例如：如果stimulus_content是“neg”，如果condition是“neg”，如果set是“A”，那么变量“exposure”的内容应该改为“ long" 用于stimulus_no 为 X1、X2、... 或 X5 的行。对于stimulus_no 为X6、X7、...或X10的行，变量“exposure”应更改为“short”。依此类推...

我希望下面的代码能让问题更清楚。

首先，这是大概的数据集：

n <- 6
dataset <- data.frame(
participant = rep(1:n, each=40),
condition = rep(c("pos","neg"), each=40),
set = rep(c("A","B"), each=40),
stimulus_content = rep(c("pos","neg"), each=2),
stimulus_no = rep(c("X1","X10","X11","X12","X13","X14","X15","X16","X17","X18","X19","X2","X20","X3","X4","X5","X6","X7","X8","X9"), each=2),
exposure = NA)

我们尝试的第一件事是通过循环。为简单起见，仅包含循环的一部分。它不返回错误，但也不执行任何操作。

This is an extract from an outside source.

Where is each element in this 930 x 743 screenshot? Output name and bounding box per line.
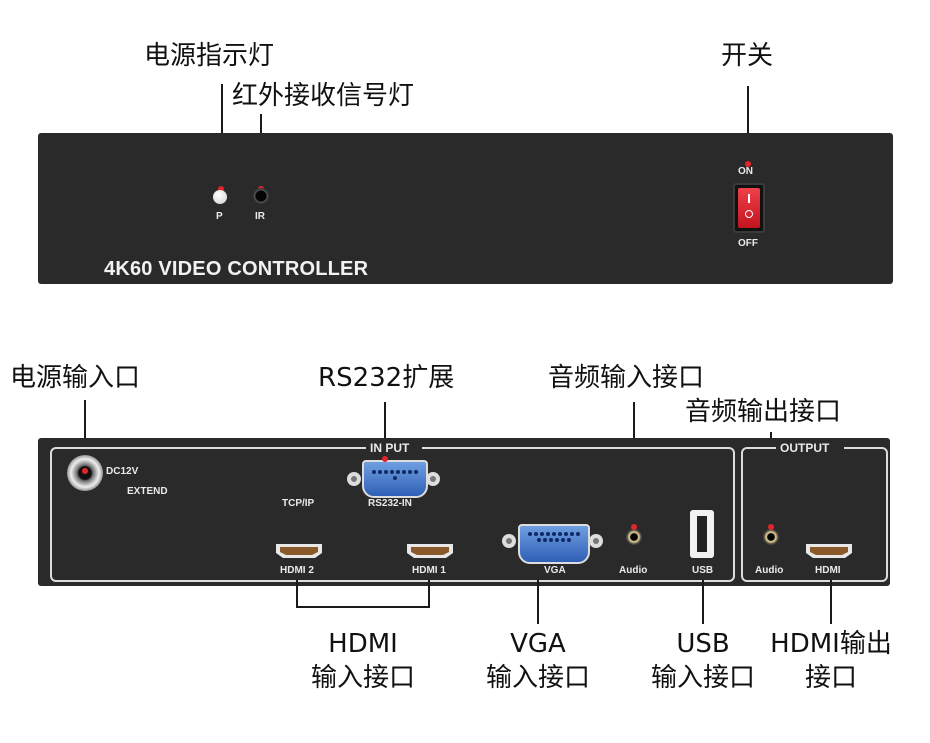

for (i in 1:length(longdat[,1])){
  if(longdat[i,"stimulus_content"] == "pos") { 
    if(longdat[i,"condition"] == "pos") {
      if(longdat[i,"set"] == "A") {     
        for(stimulus_no in c("X1","X2","X3","X4","X5")){longdat[i,"exposure"] == "long"}
        for(stimulus_no in c("X6","X7","X8","X9","X10")){longdat[i,"exposure"] == "short"}
        for(stimulus_no in c("X11","X12","X13","X14","X15","X16","X17","X18","X19","X20")){longdat[i,"exposure"] == "none"}
      } else { #for condition = pos and set != A            
        for(stimulus_no in c("X11","X12","X13","X14","X15")){longdat[i,"exposure"] == "long"}
        for(stimulus_no in c("X16","X17","X18","X19","X20")){longdat[i,"exposure"] == "short"}
        for(stimulus_no in c("X1","X2","X3","X4","X5","X6","X7","X8","X9","X10")){longdat[i,"exposure"] == "none"}
      }
    }
  }
}

接下来，我们尝试通过 mutate 和 case_when。这段代码完全符合它的预期，但它几乎有 100 行长！请在下面找到摘录。

longdat2 <- longdat %>%
  mutate(exposure = case_when(
    # Condition pos, set A
    stimulus_no=="X1" & stimulus_content=="pos" & condition=="pos" & set=="A" ~ "long",
    stimulus_no=="X2" & stimulus_content=="pos" & condition=="pos" & set=="A" ~ "long",
    # ...
    stimulus_no=="X9" & stimulus_content=="pos" & condition=="pos" & set=="A" ~ "short",
    stimulus_no=="X10" & stimulus_content=="pos" & condition=="pos" & set=="A" ~ "short",
    stimulus_no=="X11" & stimulus_content=="pos" & condition=="pos" & set=="A" ~ "none",
    # ... accordingly for condition pos and set B, and for condition neg and set A
    # and eventually for condition neg and set B
    stimulus_no=="X18" & stimulus_content=="neg" & condition=="neg" & set=="B" ~ "short",
    stimulus_no=="X19" & stimulus_content=="neg" & condition=="neg" & set=="B" ~ "short",
    stimulus_no=="X20" & stimulus_content=="neg" & condition=="neg" & set=="B" ~ "short",
  )
)

如果有人设法发现循环中的错误或者可以告诉我第二个（或第一个）选项的更简洁版本，我将非常感激！

提前非常感谢！

Answer 1

1) grep 创建一个code，将要匹配的列粘贴在一起，然后使用正则表达式匹配它们以获得简洁的表达式。不使用任何包。请注意，[^A] 将匹配任何不是 A 的单个字符。如果您只有 A 和 B，则可以使用 B 代替。 X1[1-5] 将匹配 X11, ..., X15。 X[6-9]|X10 将匹配 X6, ..., X10。 $ 匹配字符串的结尾。如果要保留 code 列，请省略 code <- NULL 行。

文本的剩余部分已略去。